Nikolai Bordyuzha, the new chief of President Boris Yeltsin’s administration and secretary of the Security Council, a presidential advisory body, held a meeting Monday (December 21) with the heads of Russia’s power “ministries,” including the Interior Ministry and the Federal Security Service. After the meeting, Bordyuzha told reporters that the main issue discussed at the meeting was the formulation of a “directive” aimed at “maintaining law and order in Russia in 1999.” Bordyuzha said this directive will be signed by Yeltsin and will include specific anticrime measures (Russian agencies, December 21). Yeltsin has ordered special anticrime measures in the past, including a 1994 decree allowing law enforcement agencies to detain suspected members of organized crime groups for thirty days without charges. The decree, which was later canceled on the grounds that it violated federal laws, was widely viewed as ineffective in the fight against organized crime.

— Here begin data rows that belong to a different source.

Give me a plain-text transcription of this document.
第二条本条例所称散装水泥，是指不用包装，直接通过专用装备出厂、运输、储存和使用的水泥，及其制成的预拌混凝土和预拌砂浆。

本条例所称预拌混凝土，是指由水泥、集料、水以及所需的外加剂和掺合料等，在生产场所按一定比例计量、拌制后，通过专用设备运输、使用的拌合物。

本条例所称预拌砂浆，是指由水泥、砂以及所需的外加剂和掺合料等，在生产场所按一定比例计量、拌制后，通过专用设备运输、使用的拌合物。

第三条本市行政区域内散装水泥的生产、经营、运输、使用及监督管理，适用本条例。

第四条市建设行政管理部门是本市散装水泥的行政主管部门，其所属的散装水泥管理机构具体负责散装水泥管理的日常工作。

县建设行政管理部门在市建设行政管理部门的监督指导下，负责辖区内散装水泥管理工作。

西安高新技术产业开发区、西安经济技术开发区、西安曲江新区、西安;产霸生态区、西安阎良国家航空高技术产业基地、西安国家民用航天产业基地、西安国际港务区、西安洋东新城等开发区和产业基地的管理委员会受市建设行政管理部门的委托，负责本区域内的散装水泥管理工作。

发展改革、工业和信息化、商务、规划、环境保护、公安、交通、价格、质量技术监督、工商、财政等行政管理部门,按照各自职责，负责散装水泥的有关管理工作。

Monday’s meeting of the “power” ministers also covered the issues of combating corruption and political extremism. Bordyuzha said that “joint operational-investigative groups” will soon be sent to some of Russia’s regions to investigate allegations of corruption, including those published by national and regional media. At the opening of the meeting, which the media was allowed to attend, Bordyuzha held up examples of anti-Semitic literature which had been purchased on the streets of Moscow over the weekend. One book was devoted to the subject of the “occupation” of Russia by Jews (Russian agencies, Reuters, December 21). Anti-Semitic literature, including Russian-language translations of Adolf Hitler’s “Mein Kampf,” have long been readily available at book stalls in the Russian capital.

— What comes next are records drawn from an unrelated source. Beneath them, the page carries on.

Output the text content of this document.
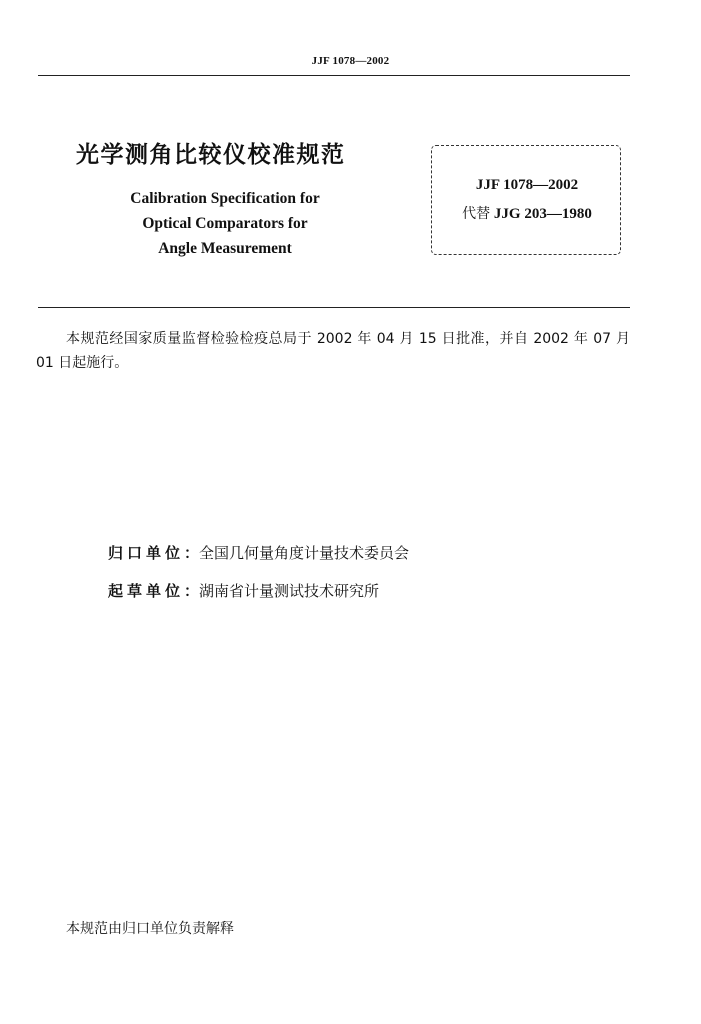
JJF 1078—2002
光学测角比较仪校准规范
Calibration Specification for
Optical Comparators for
Angle Measurement
JJF 1078—2002
代替 JJG 203—1980
本规范经国家质量监督检验检疫总局于 2002 年 04 月 15 日批准，并自 2002 年 07 月 01 日起施行。
归口单位：全国几何量角度计量技术委员会
起草单位：湖南省计量测试技术研究所
本规范由归口单位负责解释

Oleg Sysuev, first deputy head of the presidential administration, said an in interview Sunday night (December 20) that Yeltsin had instructed Bordyuzha to dispatch “special military inspectors” to the southern Russian regions of Krasnodar and Stavropol to investigate extremist activities there (Russian agencies, December 20). The ultra-nationalist group Russian National Unity (RNU) has been highly active in these regions, and Nikolai Kondratenko, the governor of Krasnodar, who is backed by both communists and nationalists, has referred repeatedly in public statements to an alleged Zionist conspiracy against Russia.

Moscow Mayor Yuri Luzhkov recently banned an RNU congress planned for Moscow and over the weekend called for the organization to be banned outright (see the Monitor, December 21). It is quite possible that the Kremlin’s latest moves concerning political extremism were motivated by a desire to recapture the initiative from Luzhkov.